La survenance d’événements politiques déconcertants aux États-Unis et au Royaume-Uni pourrait nous amener à conclure que l’économie mondiale, d’ores et déjà éprouvée, est vouée à peiner encore davantage à moyen terme. Or, à mesure que se poursuit l’année 2017, les indicateurs cycliques semblent contredire cette hypothèse.


Depuis mes premières heures au poste d’économiste en chef de Goldman Sachs, j’ai pour habitude de garder un œil sur six indicateurs mondiaux qui, considérés ensemble, fournissent une photographie fiable de ce à quoi ressemblera l’économie globale pour les six mois suivants. Or, chacun de ces six indicateurs se révèlent plus prometteurs qu’ils ne l’ont été depuis un certain temps, un seul de ces indicateurs ayant enregistré une légère baisse par rapport à un niveau récemment élevé.
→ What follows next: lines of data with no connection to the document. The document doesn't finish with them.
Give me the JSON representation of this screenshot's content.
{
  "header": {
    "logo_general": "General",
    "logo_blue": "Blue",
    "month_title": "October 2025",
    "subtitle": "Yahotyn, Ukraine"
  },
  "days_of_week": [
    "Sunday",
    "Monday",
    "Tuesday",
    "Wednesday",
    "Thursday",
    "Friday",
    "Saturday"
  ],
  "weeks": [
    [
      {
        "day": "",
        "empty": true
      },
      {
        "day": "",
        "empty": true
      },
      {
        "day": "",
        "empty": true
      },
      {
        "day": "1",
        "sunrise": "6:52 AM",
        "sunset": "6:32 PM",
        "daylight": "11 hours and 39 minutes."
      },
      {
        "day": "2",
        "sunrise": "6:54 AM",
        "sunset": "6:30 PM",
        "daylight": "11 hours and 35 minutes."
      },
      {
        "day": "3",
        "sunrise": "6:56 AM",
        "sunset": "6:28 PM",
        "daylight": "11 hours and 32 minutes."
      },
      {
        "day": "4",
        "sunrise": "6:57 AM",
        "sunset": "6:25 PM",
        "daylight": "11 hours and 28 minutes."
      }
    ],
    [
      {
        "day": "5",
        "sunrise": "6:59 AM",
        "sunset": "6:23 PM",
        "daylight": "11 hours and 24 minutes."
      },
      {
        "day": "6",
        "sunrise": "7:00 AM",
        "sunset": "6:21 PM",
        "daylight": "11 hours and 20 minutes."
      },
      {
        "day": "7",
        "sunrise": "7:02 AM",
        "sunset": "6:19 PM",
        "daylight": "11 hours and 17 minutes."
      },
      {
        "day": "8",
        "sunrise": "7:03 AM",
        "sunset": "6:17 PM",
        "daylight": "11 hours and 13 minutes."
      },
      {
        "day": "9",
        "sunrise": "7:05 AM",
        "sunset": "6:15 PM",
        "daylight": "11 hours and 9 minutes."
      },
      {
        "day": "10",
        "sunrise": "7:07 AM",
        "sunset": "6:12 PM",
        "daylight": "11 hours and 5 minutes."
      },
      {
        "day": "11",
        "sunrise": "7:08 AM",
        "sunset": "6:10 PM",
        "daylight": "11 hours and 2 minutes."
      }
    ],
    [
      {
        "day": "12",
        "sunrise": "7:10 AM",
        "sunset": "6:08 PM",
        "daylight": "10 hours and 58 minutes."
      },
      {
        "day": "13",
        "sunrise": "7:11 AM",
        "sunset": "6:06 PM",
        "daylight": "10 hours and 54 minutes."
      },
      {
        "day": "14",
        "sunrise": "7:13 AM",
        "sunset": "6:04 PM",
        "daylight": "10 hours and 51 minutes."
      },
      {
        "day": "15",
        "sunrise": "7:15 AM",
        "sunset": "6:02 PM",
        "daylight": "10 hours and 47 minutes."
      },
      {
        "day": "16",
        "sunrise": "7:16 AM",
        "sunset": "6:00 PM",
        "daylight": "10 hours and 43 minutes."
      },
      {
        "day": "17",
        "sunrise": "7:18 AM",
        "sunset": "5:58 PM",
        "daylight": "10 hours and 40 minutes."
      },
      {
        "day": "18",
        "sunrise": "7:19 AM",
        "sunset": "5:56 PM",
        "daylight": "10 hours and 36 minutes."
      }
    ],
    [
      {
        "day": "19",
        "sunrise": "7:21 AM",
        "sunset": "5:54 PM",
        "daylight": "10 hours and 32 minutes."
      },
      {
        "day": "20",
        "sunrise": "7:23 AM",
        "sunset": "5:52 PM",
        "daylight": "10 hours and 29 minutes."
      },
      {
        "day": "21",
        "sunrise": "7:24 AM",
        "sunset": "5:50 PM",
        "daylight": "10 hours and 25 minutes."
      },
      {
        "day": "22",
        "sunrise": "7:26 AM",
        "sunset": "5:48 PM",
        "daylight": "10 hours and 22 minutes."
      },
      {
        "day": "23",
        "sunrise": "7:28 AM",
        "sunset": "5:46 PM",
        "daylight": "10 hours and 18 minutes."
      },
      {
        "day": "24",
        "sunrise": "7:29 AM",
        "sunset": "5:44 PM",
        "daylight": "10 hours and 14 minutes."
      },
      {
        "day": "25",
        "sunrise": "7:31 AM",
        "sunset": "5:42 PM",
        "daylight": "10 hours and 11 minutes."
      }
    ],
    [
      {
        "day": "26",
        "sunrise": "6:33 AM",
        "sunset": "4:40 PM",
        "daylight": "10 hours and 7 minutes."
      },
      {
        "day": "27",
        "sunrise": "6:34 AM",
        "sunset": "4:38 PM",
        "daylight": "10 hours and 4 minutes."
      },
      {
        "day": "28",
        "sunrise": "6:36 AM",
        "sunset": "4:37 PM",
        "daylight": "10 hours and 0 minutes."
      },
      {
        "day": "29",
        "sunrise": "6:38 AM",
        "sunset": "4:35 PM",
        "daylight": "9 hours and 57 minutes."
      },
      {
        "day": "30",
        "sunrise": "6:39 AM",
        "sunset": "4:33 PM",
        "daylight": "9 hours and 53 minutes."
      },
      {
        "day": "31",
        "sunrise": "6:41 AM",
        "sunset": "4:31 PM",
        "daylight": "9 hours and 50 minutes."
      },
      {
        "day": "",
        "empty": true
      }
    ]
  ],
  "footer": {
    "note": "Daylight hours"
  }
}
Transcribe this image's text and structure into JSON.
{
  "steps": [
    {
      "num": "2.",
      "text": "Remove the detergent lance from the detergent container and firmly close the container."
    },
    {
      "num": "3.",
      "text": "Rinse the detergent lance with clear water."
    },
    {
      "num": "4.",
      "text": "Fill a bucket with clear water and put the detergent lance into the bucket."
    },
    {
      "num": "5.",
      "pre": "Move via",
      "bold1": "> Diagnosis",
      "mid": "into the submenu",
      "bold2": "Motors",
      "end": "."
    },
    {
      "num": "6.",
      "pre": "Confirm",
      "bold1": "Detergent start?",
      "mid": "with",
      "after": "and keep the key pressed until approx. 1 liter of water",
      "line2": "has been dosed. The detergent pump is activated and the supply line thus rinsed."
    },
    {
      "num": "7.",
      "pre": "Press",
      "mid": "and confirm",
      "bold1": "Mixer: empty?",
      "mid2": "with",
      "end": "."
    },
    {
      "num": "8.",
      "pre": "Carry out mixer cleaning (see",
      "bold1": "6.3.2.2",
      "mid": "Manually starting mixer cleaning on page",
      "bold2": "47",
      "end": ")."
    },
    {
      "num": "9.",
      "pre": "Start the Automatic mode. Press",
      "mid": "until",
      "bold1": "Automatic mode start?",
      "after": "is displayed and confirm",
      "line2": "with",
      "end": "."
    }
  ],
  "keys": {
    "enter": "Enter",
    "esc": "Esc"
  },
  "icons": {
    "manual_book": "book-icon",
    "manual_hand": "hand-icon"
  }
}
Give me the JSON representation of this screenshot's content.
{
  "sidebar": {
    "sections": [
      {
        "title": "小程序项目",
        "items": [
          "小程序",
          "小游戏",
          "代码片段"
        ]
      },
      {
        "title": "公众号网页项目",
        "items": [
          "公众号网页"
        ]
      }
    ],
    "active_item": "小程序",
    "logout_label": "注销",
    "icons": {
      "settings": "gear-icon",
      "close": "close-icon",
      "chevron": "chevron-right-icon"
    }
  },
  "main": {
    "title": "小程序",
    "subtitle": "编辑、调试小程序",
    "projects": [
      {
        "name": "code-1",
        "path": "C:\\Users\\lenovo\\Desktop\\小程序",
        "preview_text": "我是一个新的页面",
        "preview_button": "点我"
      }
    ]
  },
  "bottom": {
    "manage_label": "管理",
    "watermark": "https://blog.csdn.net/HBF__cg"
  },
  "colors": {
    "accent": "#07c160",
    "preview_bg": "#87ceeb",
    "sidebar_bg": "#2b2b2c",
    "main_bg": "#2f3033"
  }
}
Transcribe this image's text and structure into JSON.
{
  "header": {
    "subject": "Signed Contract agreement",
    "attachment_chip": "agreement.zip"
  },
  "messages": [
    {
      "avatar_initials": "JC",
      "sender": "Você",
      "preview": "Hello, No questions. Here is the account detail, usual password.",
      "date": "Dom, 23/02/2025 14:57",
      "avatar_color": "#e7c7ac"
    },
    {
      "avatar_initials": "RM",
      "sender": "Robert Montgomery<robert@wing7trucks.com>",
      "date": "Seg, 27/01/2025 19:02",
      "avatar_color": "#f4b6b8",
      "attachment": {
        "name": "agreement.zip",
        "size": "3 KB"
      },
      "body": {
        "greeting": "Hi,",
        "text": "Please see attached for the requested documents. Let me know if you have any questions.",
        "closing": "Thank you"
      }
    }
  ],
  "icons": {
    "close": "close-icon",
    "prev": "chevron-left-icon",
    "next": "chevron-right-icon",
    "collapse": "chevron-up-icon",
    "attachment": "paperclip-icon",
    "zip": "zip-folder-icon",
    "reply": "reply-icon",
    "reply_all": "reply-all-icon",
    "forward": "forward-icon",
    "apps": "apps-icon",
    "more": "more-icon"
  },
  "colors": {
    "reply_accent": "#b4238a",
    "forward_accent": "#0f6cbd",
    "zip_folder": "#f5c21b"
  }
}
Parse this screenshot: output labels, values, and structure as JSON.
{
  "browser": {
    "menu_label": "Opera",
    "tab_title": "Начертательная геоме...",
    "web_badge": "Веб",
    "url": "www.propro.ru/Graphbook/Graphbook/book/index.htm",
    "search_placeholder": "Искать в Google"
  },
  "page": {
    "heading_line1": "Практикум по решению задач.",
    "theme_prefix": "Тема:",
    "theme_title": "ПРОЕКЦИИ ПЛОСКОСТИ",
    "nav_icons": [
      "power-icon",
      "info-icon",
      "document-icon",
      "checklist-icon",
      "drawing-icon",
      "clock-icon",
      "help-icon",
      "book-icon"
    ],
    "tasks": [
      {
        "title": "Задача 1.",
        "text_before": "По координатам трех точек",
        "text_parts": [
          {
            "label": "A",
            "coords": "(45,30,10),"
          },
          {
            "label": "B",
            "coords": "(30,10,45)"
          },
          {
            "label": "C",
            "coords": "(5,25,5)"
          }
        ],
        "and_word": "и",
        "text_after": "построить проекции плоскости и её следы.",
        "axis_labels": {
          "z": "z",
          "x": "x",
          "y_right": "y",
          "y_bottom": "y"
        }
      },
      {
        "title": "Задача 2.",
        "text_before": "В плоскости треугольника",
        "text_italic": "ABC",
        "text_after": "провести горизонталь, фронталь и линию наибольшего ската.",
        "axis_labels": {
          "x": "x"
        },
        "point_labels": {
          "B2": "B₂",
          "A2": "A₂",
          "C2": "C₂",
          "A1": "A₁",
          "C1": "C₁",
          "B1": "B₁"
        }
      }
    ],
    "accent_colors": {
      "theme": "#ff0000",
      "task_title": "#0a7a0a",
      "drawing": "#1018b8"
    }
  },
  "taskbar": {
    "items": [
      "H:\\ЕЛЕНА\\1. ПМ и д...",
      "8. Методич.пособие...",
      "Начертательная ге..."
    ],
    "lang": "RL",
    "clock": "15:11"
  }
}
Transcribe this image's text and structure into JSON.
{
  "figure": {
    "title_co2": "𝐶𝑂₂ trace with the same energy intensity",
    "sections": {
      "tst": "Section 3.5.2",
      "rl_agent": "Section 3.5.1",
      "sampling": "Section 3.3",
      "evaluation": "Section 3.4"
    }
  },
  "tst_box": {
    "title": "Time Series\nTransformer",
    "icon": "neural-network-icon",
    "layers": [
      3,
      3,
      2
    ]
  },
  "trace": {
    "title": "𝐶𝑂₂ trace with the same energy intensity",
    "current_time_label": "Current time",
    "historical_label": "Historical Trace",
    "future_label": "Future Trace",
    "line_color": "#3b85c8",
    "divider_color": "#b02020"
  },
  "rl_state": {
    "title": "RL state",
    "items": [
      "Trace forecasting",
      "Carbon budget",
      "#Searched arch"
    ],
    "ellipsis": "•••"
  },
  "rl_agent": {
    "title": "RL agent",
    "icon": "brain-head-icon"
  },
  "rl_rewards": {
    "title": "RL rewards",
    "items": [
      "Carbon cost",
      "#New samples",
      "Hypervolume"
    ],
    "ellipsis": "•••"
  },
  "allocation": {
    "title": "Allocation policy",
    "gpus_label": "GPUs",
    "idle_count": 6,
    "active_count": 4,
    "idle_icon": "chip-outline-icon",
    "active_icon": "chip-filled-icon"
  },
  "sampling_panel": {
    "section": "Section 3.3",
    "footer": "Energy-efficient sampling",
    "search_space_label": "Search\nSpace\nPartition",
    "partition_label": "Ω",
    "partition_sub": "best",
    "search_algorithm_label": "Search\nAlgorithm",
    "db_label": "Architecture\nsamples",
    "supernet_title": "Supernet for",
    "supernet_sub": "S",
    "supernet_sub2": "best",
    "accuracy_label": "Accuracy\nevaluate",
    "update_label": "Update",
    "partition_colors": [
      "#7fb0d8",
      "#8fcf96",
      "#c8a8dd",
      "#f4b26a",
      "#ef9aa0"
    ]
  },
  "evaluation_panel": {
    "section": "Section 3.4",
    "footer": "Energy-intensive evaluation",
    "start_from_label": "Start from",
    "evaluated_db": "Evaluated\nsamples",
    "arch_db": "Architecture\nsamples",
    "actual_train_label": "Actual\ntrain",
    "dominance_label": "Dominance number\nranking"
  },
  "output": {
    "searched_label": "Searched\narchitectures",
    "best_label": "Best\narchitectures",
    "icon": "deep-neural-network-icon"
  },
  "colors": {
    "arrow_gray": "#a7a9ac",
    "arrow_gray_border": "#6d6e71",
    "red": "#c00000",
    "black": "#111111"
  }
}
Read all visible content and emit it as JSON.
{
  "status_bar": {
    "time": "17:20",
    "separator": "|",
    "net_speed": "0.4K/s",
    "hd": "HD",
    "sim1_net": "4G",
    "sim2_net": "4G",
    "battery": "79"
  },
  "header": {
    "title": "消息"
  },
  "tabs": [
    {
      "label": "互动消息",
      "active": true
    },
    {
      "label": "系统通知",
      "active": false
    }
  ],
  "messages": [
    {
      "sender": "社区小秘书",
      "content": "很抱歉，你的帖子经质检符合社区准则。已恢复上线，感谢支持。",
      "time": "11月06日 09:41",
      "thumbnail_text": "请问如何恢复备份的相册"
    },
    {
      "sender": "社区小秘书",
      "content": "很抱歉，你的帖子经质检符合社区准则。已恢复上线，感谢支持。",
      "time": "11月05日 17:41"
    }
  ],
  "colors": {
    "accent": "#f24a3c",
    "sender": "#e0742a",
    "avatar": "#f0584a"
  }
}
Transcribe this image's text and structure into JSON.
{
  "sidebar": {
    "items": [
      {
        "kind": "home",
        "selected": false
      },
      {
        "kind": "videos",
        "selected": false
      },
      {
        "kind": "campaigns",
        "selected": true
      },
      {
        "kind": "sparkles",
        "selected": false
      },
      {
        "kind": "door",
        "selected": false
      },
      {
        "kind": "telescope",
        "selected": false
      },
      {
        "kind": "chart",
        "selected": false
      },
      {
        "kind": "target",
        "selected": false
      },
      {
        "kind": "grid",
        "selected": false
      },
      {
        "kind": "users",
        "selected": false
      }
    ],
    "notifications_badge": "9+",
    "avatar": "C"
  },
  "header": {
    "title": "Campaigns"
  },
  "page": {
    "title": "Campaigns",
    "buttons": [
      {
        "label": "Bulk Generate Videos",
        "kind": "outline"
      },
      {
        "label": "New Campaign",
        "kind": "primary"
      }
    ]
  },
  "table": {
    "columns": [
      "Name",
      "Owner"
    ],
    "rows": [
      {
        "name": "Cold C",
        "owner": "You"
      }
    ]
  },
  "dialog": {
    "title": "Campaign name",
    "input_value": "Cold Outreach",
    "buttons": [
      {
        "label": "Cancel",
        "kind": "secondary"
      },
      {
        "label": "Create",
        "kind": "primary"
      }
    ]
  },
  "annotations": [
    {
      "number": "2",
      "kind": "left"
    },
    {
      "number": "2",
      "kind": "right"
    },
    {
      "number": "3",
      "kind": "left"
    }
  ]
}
Le premier de ces indicateurs réside dans le nombre de demandes d’assurance-chômage enregistrées chaque semaine aux États-Unis, qui permet de jauger la solidité globale de l’économie américaine. Bien que les économistes soient à juste titre formés pour considérer le chômage comme un indicateur retardé, les données en la matière peuvent se révéler utiles pour prévoir l’avenir proche. Aux États-Unis, le nombre de revendications au chômage est systématiquement à jour, dans la mesure où il est estimé chaque semaine, plusieurs données statistiques suggérant également que ce chiffre constitue un indicateur majeur du cours des actions dans le pays. La semaine dernière, les demandes liées au chômage se sont maintenues  à un niveau relativement faible, comme c’est le cas depuis un certain temps, ce qui est de bonne augure pour les marchés boursiers aux États-Unis.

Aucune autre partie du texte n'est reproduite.